The distinction between agents and managers can seem nebulous, but there are key differences. Agents often represent dozens of people in a specific area of the business (think film roles but not television ones, or brand deals but not public speaking engagements) and focus on landing their clients new work. Managers typically have a smaller roster for whom they provide career guidance. While they’re barred from negotiating deals—that’s the domain of agents and lawyers—they can do things that agents can’t, like producing and personally investing in a client’s tequila empire, say. That means managers can potentially make more money, especially at a time when stars all seem to crave the same new status symbol: a billion dollars. “You become their partner versus just a rep,” says an agent turned manager.

The men—and, yes, they’re still all men—who run the top agencies know better than to act alarmed about defections. “Some agents at a certain point either get managed out or they get burnt out—and some become managers,” says UTA CEO and cofounder Jeremy Zimmer. “We still continue to grow, and we still continue to thrive, and we continue to work really well with managers. We don’t necessarily feel it’s competitive.”

But conversations with nearly two dozen industry insiders suggest that management is more and more alluring as the aura around agents dims. No one denies that the guys atop CAA, WME, and UTA are powerful. But what happens when they’re gone? Some sources say a new breed of managers—people who’ve been agents and understand dealmaking—will challenge them for primacy. As one former agent puts it, “Before, the agents were the most powerful. Period. Now there might be a splitting of the power.” This still doesn’t faze the old guard. “Our access to clients, our ability to influence decisions they make and create opportunities for talent and for people who want to work with talent—that makes us powerful,” says Zimmer. “The next generation of agents will have that also.”

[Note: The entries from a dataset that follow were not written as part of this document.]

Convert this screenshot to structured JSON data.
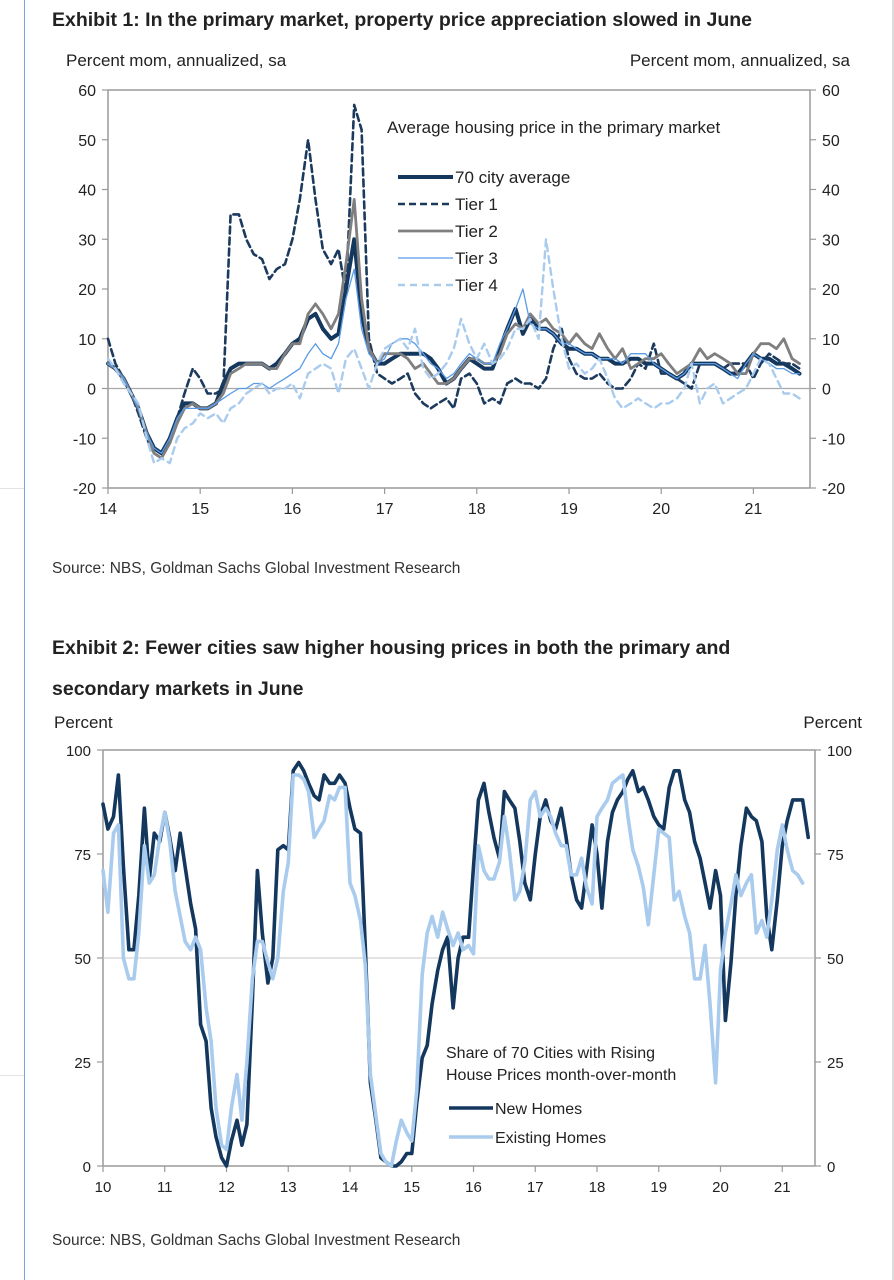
{
  "exhibit1": {
    "title": "Exhibit 1: In the primary market, property price appreciation slowed in June",
    "source": "Source: NBS, Goldman Sachs Global Investment Research"
  },
  "exhibit2": {
    "title_line1": "Exhibit 2: Fewer cities saw higher housing prices in both the primary and",
    "title_line2": "secondary markets in June",
    "source": "Source: NBS, Goldman Sachs Global Investment Research"
  },
  "chart_data": [
    {
      "type": "line",
      "title": "Average housing price in the primary market",
      "ylabel_left": "Percent mom, annualized, sa",
      "ylabel_right": "Percent mom, annualized, sa",
      "xlabel": "",
      "ylim": [
        -20,
        60
      ],
      "xlim": [
        14,
        21.6
      ],
      "yticks": [
        "60",
        "50",
        "40",
        "30",
        "20",
        "10",
        "0",
        "-10",
        "-20"
      ],
      "ytick_values": [
        60,
        50,
        40,
        30,
        20,
        10,
        0,
        -10,
        -20
      ],
      "xticks": [
        "14",
        "15",
        "16",
        "17",
        "18",
        "19",
        "20",
        "21"
      ],
      "xtick_values": [
        14,
        15,
        16,
        17,
        18,
        19,
        20,
        21
      ],
      "grid": false,
      "zero_line": true,
      "legend_position": "top-right",
      "x": [
        14.0,
        14.08,
        14.17,
        14.25,
        14.33,
        14.42,
        14.5,
        14.58,
        14.67,
        14.75,
        14.83,
        14.92,
        15.0,
        15.08,
        15.17,
        15.25,
        15.33,
        15.42,
        15.5,
        15.58,
        15.67,
        15.75,
        15.83,
        15.92,
        16.0,
        16.08,
        16.17,
        16.25,
        16.33,
        16.42,
        16.5,
        16.58,
        16.67,
        16.75,
        16.83,
        16.92,
        17.0,
        17.08,
        17.17,
        17.25,
        17.33,
        17.42,
        17.5,
        17.58,
        17.67,
        17.75,
        17.83,
        17.92,
        18.0,
        18.08,
        18.17,
        18.25,
        18.33,
        18.42,
        18.5,
        18.58,
        18.67,
        18.75,
        18.83,
        18.92,
        19.0,
        19.08,
        19.17,
        19.25,
        19.33,
        19.42,
        19.5,
        19.58,
        19.67,
        19.75,
        19.83,
        19.92,
        20.0,
        20.08,
        20.17,
        20.25,
        20.33,
        20.42,
        20.5,
        20.58,
        20.67,
        20.75,
        20.83,
        20.92,
        21.0,
        21.08,
        21.17,
        21.25,
        21.33,
        21.42,
        21.5
      ],
      "series": [
        {
          "name": "70 city average",
          "color": "#14375e",
          "style": "solid-thick",
          "values": [
            5,
            4,
            2,
            -1,
            -4,
            -9,
            -12,
            -13,
            -10,
            -6,
            -3,
            -3,
            -4,
            -4,
            -3,
            1,
            4,
            5,
            5,
            5,
            5,
            4,
            5,
            7,
            9,
            10,
            14,
            15,
            12,
            10,
            11,
            20,
            30,
            15,
            8,
            5,
            5,
            6,
            7,
            7,
            7,
            7,
            6,
            4,
            1,
            2,
            4,
            6,
            5,
            4,
            4,
            8,
            12,
            16,
            11,
            14,
            12,
            12,
            11,
            9,
            8,
            8,
            7,
            7,
            6,
            6,
            5,
            5,
            6,
            6,
            5,
            5,
            4,
            3,
            2,
            3,
            5,
            5,
            5,
            5,
            4,
            3,
            3,
            5,
            7,
            6,
            6,
            5,
            5,
            4,
            3
          ]
        },
        {
          "name": "Tier 1",
          "color": "#1b3a5e",
          "style": "dashed",
          "values": [
            10,
            5,
            2,
            -1,
            -5,
            -10,
            -13,
            -14,
            -10,
            -6,
            -1,
            4,
            2,
            -1,
            -1,
            0,
            35,
            35,
            30,
            27,
            26,
            22,
            24,
            25,
            30,
            38,
            50,
            38,
            28,
            25,
            28,
            19,
            57,
            52,
            10,
            3,
            2,
            1,
            2,
            3,
            -1,
            -3,
            -4,
            -3,
            -2,
            -4,
            2,
            3,
            1,
            -3,
            -2,
            -3,
            1,
            2,
            1,
            1,
            0,
            2,
            8,
            12,
            6,
            3,
            2,
            2,
            3,
            1,
            0,
            0,
            2,
            5,
            4,
            9,
            3,
            3,
            2,
            1,
            0,
            5,
            5,
            5,
            4,
            5,
            5,
            5,
            2,
            5,
            7,
            6,
            5,
            5,
            4
          ]
        },
        {
          "name": "Tier 2",
          "color": "#7f7f7f",
          "style": "solid-medium",
          "values": [
            5,
            4,
            2,
            -1,
            -4,
            -9,
            -13,
            -14,
            -11,
            -7,
            -4,
            -3,
            -4,
            -4,
            -3,
            -1,
            3,
            4,
            5,
            5,
            5,
            4,
            4,
            7,
            9,
            9,
            15,
            17,
            15,
            12,
            15,
            25,
            38,
            18,
            8,
            5,
            7,
            7,
            7,
            6,
            4,
            5,
            3,
            1,
            1,
            2,
            4,
            6,
            6,
            5,
            5,
            7,
            11,
            13,
            12,
            15,
            13,
            14,
            12,
            11,
            9,
            11,
            9,
            8,
            11,
            8,
            6,
            8,
            4,
            5,
            6,
            6,
            7,
            5,
            3,
            4,
            5,
            8,
            6,
            7,
            6,
            5,
            3,
            3,
            7,
            9,
            9,
            8,
            10,
            6,
            5
          ]
        },
        {
          "name": "Tier 3",
          "color": "#5a9be6",
          "style": "solid-thin",
          "values": [
            5,
            4,
            2,
            -1,
            -4,
            -9,
            -12,
            -13,
            -10,
            -6,
            -4,
            -4,
            -4,
            -4,
            -3,
            -2,
            -1,
            0,
            0,
            1,
            1,
            0,
            1,
            2,
            3,
            4,
            7,
            9,
            7,
            6,
            9,
            18,
            24,
            12,
            7,
            5,
            6,
            9,
            10,
            10,
            9,
            7,
            5,
            4,
            2,
            3,
            5,
            7,
            6,
            5,
            5,
            9,
            12,
            16,
            20,
            13,
            12,
            12,
            11,
            9,
            9,
            8,
            7,
            7,
            6,
            6,
            6,
            5,
            7,
            7,
            7,
            5,
            4,
            3,
            2,
            3,
            5,
            5,
            5,
            5,
            4,
            3,
            2,
            5,
            7,
            6,
            5,
            4,
            4,
            3,
            3
          ]
        },
        {
          "name": "Tier 4",
          "color": "#a9cbee",
          "style": "dashed",
          "values": [
            6,
            4,
            1,
            -1,
            -3,
            -10,
            -15,
            -14,
            -15,
            -10,
            -8,
            -7,
            -5,
            -6,
            -5,
            -7,
            -4,
            -3,
            -1,
            0,
            1,
            -1,
            0,
            0,
            1,
            -2,
            3,
            4,
            5,
            4,
            -1,
            6,
            8,
            4,
            0,
            5,
            8,
            9,
            10,
            8,
            12,
            4,
            2,
            3,
            5,
            8,
            14,
            9,
            6,
            9,
            5,
            6,
            8,
            12,
            12,
            14,
            10,
            30,
            20,
            10,
            4,
            5,
            3,
            4,
            6,
            2,
            -2,
            -4,
            -3,
            -2,
            -3,
            -4,
            -3,
            -3,
            -2,
            0,
            5,
            -3,
            0,
            1,
            -3,
            -2,
            -1,
            0,
            3,
            6,
            5,
            2,
            -1,
            -1,
            -2
          ]
        }
      ]
    },
    {
      "type": "line",
      "title": "Share of 70 Cities with Rising House Prices month-over-month",
      "ylabel_left": "Percent",
      "ylabel_right": "Percent",
      "xlabel": "",
      "ylim": [
        0,
        100
      ],
      "xlim": [
        10,
        21.6
      ],
      "yticks": [
        "100",
        "75",
        "50",
        "25",
        "0"
      ],
      "ytick_values": [
        100,
        75,
        50,
        25,
        0
      ],
      "xticks": [
        "10",
        "11",
        "12",
        "13",
        "14",
        "15",
        "16",
        "17",
        "18",
        "19",
        "20",
        "21"
      ],
      "xtick_values": [
        10,
        11,
        12,
        13,
        14,
        15,
        16,
        17,
        18,
        19,
        20,
        21
      ],
      "grid": false,
      "reference_line": 50,
      "legend_position": "bottom-center",
      "x": [
        10.0,
        10.08,
        10.17,
        10.25,
        10.33,
        10.42,
        10.5,
        10.58,
        10.67,
        10.75,
        10.83,
        10.92,
        11.0,
        11.08,
        11.17,
        11.25,
        11.33,
        11.42,
        11.5,
        11.58,
        11.67,
        11.75,
        11.83,
        11.92,
        12.0,
        12.08,
        12.17,
        12.25,
        12.33,
        12.42,
        12.5,
        12.58,
        12.67,
        12.75,
        12.83,
        12.92,
        13.0,
        13.08,
        13.17,
        13.25,
        13.33,
        13.42,
        13.5,
        13.58,
        13.67,
        13.75,
        13.83,
        13.92,
        14.0,
        14.08,
        14.17,
        14.25,
        14.33,
        14.42,
        14.5,
        14.58,
        14.67,
        14.75,
        14.83,
        14.92,
        15.0,
        15.08,
        15.17,
        15.25,
        15.33,
        15.42,
        15.5,
        15.58,
        15.67,
        15.75,
        15.83,
        15.92,
        16.0,
        16.08,
        16.17,
        16.25,
        16.33,
        16.42,
        16.5,
        16.58,
        16.67,
        16.75,
        16.83,
        16.92,
        17.0,
        17.08,
        17.17,
        17.25,
        17.33,
        17.42,
        17.5,
        17.58,
        17.67,
        17.75,
        17.83,
        17.92,
        18.0,
        18.08,
        18.17,
        18.25,
        18.33,
        18.42,
        18.5,
        18.58,
        18.67,
        18.75,
        18.83,
        18.92,
        19.0,
        19.08,
        19.17,
        19.25,
        19.33,
        19.42,
        19.5,
        19.58,
        19.67,
        19.75,
        19.83,
        19.92,
        20.0,
        20.08,
        20.17,
        20.25,
        20.33,
        20.42,
        20.5,
        20.58,
        20.67,
        20.75,
        20.83,
        20.92,
        21.0,
        21.08,
        21.17,
        21.25,
        21.33,
        21.42,
        21.5
      ],
      "series": [
        {
          "name": "New Homes",
          "color": "#14375e",
          "values": [
            87,
            81,
            84,
            94,
            72,
            52,
            52,
            65,
            86,
            69,
            80,
            78,
            85,
            79,
            71,
            80,
            72,
            63,
            57,
            34,
            30,
            14,
            7,
            2,
            0,
            6,
            11,
            5,
            10,
            40,
            71,
            56,
            44,
            50,
            76,
            77,
            76,
            95,
            97,
            95,
            92,
            89,
            88,
            94,
            92,
            92,
            94,
            92,
            86,
            81,
            80,
            52,
            20,
            11,
            2,
            1,
            0,
            0,
            1,
            3,
            3,
            15,
            26,
            29,
            39,
            47,
            52,
            55,
            38,
            50,
            55,
            55,
            72,
            88,
            92,
            85,
            79,
            74,
            90,
            88,
            86,
            78,
            68,
            64,
            75,
            84,
            88,
            83,
            81,
            86,
            79,
            70,
            64,
            62,
            71,
            82,
            75,
            62,
            78,
            85,
            88,
            90,
            93,
            95,
            90,
            91,
            88,
            84,
            82,
            81,
            91,
            95,
            95,
            88,
            85,
            78,
            74,
            68,
            62,
            71,
            65,
            35,
            49,
            65,
            77,
            86,
            84,
            83,
            78,
            60,
            52,
            64,
            77,
            83,
            88,
            88,
            88,
            79
          ]
        },
        {
          "name": "Existing Homes",
          "color": "#a9cbee",
          "values": [
            71,
            61,
            80,
            82,
            50,
            45,
            45,
            56,
            77,
            68,
            70,
            79,
            85,
            78,
            66,
            60,
            54,
            52,
            55,
            52,
            38,
            30,
            14,
            5,
            4,
            14,
            22,
            11,
            25,
            45,
            54,
            54,
            49,
            45,
            50,
            66,
            73,
            94,
            94,
            93,
            90,
            79,
            81,
            83,
            89,
            88,
            91,
            91,
            68,
            65,
            59,
            48,
            22,
            12,
            3,
            1,
            0,
            6,
            11,
            8,
            6,
            18,
            46,
            56,
            60,
            55,
            61,
            57,
            53,
            56,
            52,
            53,
            51,
            77,
            71,
            69,
            69,
            73,
            84,
            76,
            64,
            66,
            73,
            88,
            90,
            84,
            86,
            84,
            80,
            77,
            77,
            70,
            70,
            74,
            67,
            63,
            84,
            86,
            88,
            92,
            93,
            94,
            84,
            76,
            72,
            67,
            58,
            70,
            81,
            80,
            79,
            64,
            66,
            60,
            56,
            45,
            45,
            53,
            39,
            20,
            47,
            56,
            63,
            70,
            65,
            68,
            70,
            56,
            59,
            55,
            64,
            76,
            82,
            76,
            71,
            70,
            68
          ]
        }
      ]
    }
  ]
}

But who will the next generation be if younger agents keep changing lanes, though? At six foot seven with a broad frame, Micelli, the Range CEO, is hard to miss when he enters a room. A former college basketball player who considered playing professionally in Europe, he spent the first 20-plus years of his adult life channeling his competitiveness into the closest thing Hollywood has to a sport: working as a talent agent at the legendarily cutthroat CAA.

But in 2017, during the agency’s annual retreat at a resort near San Diego, Micelli realized it was time to quit. “Something inside me told me this was the last retreat I was going to be on,” he says. “I needed a new energy.” At Entertainment One, he got a crash course in running (and selling) a company. After his windfall, Micelli had offers from agencies: “But I just kept coming back to, Why work for anybody again? It’s their agency. It’s their vision. It just felt the most appropriate next step for me was to do something that was at least partly mine.”

While Micelli had stepped away from representation, the Writers Guild lawsuit against the talent agencies had created a fissure in the part of the business at which he excelled, packaging writers and stars, then hand-delivering full projects to TV studios. (The agencies later agreed to end the controversial practice and divest most of their majority ownership stakes in production companies.) Meanwhile, the #MeToo and Black Lives Matter movements forced a reckoning at the agencies over their part in perpetuating systemic discrimination. “I started thinking about what was needed, and Range started to form in my head—oh, the markets are changing this way and new technologies are coming that are gonna shift content distribution again, and there’s a bunch of little things we can do to create a better culture and a better environment,” Micelli says.